In-place edits made for this task

These edits are in the repo, not in this directory, because they modify existing launch scripts. --enforce-eager was removed so cuda graphs can be captured — PD-sep's D-node is a particularly clean case for cuda-graph benefit and the prior methodology suppressed it.

File Lines Change
scripts/bench.sh 150, 161 drop --enforce-eager (elastic + baseline modes)
scripts/launch_pd_mooncake.sh 47, 64 drop --enforce-eager (P and D instances)
scripts/launch_pd_separated.sh 52, 68 drop --enforce-eager (P and D instances)
scripts/launch_phase1_ps.sh 32, 43 drop --enforce-eager (C and PS instances)
scripts/launch_elastic_p2p.sh 57 drop --enforce-eager (kv_both instances)

scripts/legacy/*.sh are intentionally left as-is — they record the configuration of past experiments.

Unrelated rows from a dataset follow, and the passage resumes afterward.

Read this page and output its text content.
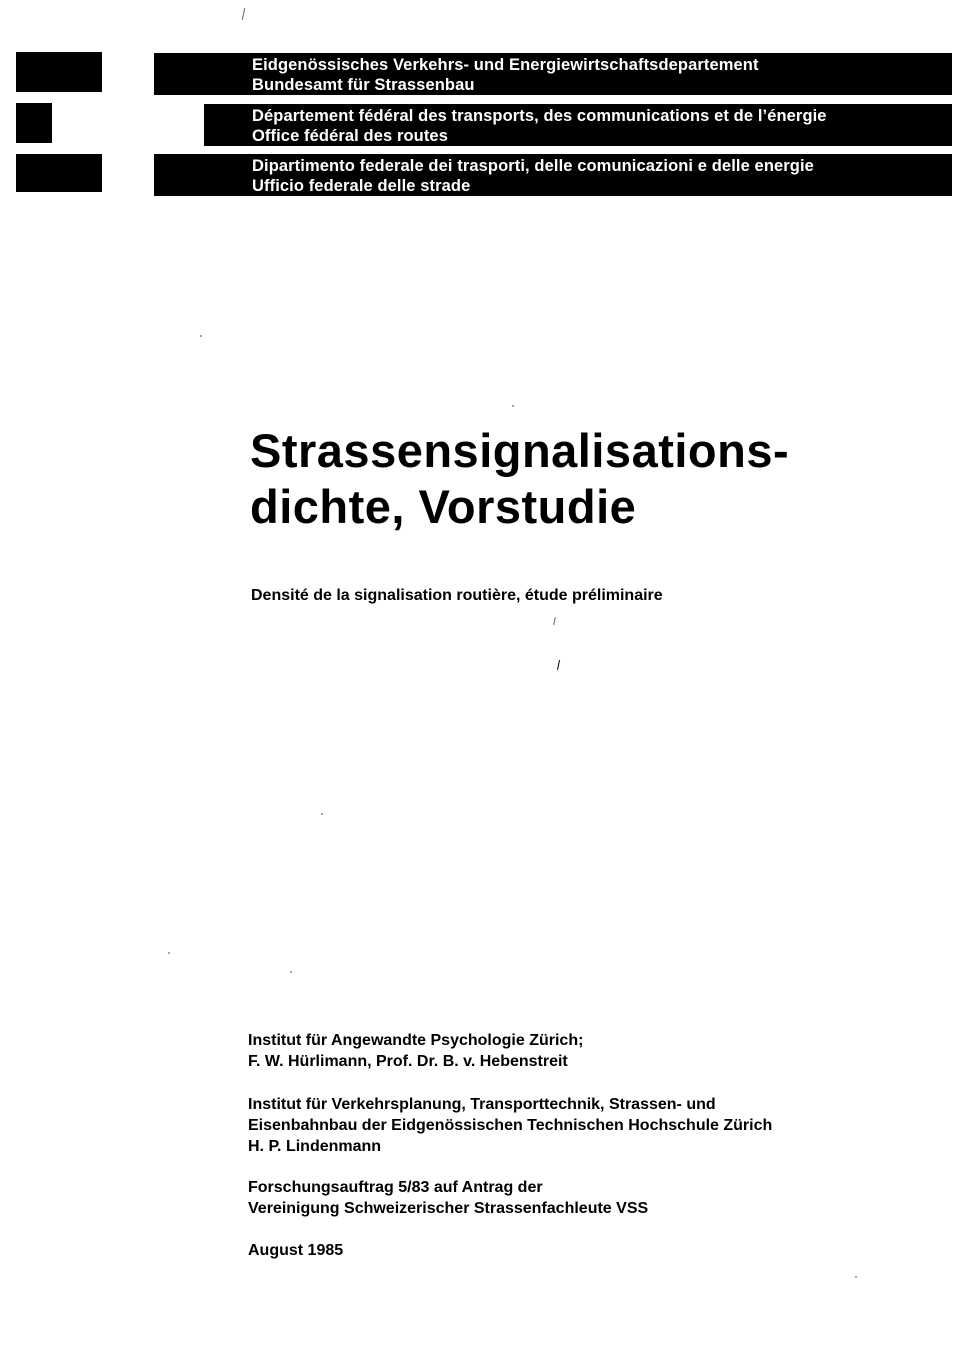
Eidgenössisches Verkehrs- und Energiewirtschaftsdepartement
Bundesamt für Strassenbau
Département fédéral des transports, des communications et de l’énergie
Office fédéral des routes
Dipartimento federale dei trasporti, delle comunicazioni e delle energie
Ufficio federale delle strade
Strassensignalisations-
dichte, Vorstudie

Densité de la signalisation routière, étude préliminaire

Institut für Angewandte Psychologie Zürich;
F. W. Hürlimann, Prof. Dr. B. v. Hebenstreit
Institut für Verkehrsplanung, Transporttechnik, Strassen- und
Eisenbahnbau der Eidgenössischen Technischen Hochschule Zürich
H. P. Lindenmann
Forschungsauftrag 5/83 auf Antrag der
Vereinigung Schweizerischer Strassenfachleute VSS
August 1985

REPORT.md and analysis/pd_separation_analysis.md still describe the old --enforce-eager setup. Update them once the new runs land.

Reproducing the figures

From repo root:

# C1 (needs sampled trace on dash0)
.venv/bin/python analysis/pd_sep_paper_section/scripts/plot_workload.py \
    --trace traces/w600_r0.0015_st30.jsonl

# C6 (analytical, runs anywhere with matplotlib)
.venv/bin/python analysis/pd_sep_paper_section/scripts/plot_roofline.py

# C7 (hardcoded REPORT.md §3.1 numbers; no inputs)
.venv/bin/python analysis/pd_sep_paper_section/scripts/plot_routing_lever.py

All three default --outdir to analysis/pd_sep_paper_section/figures.

Caveats / open items

  • C7 uses legacy data. The footer of fig_c7_routing_lever.pdf says so: PD-sep numbers come from the random-sampled trace + --enforce-eager. Re-run on traces/w600_r0.0015_st30.jsonl with cuda-graphs on before paper-grade citation. The plotting code keeps the source numbers in a single ROWS table (top of plot_routing_lever.py) for a one-line swap.
  • C2/C3/C4/C5 figures are not produced because the experiments have not been re-run. The 4h matrix proposed in the prior conversation turn (Combined + RR, Combined + cache-aware, PD-sep 4P+4D, PD-sep 6P+2D, plus eager-vs-cudagraph ablation, ×3 seeds) is the prerequisite.
  • C6 is analytical, so it is independent of any re-run. The numbers match scripts/compute_roofline.py (constants are duplicated; if one changes, the other must change too).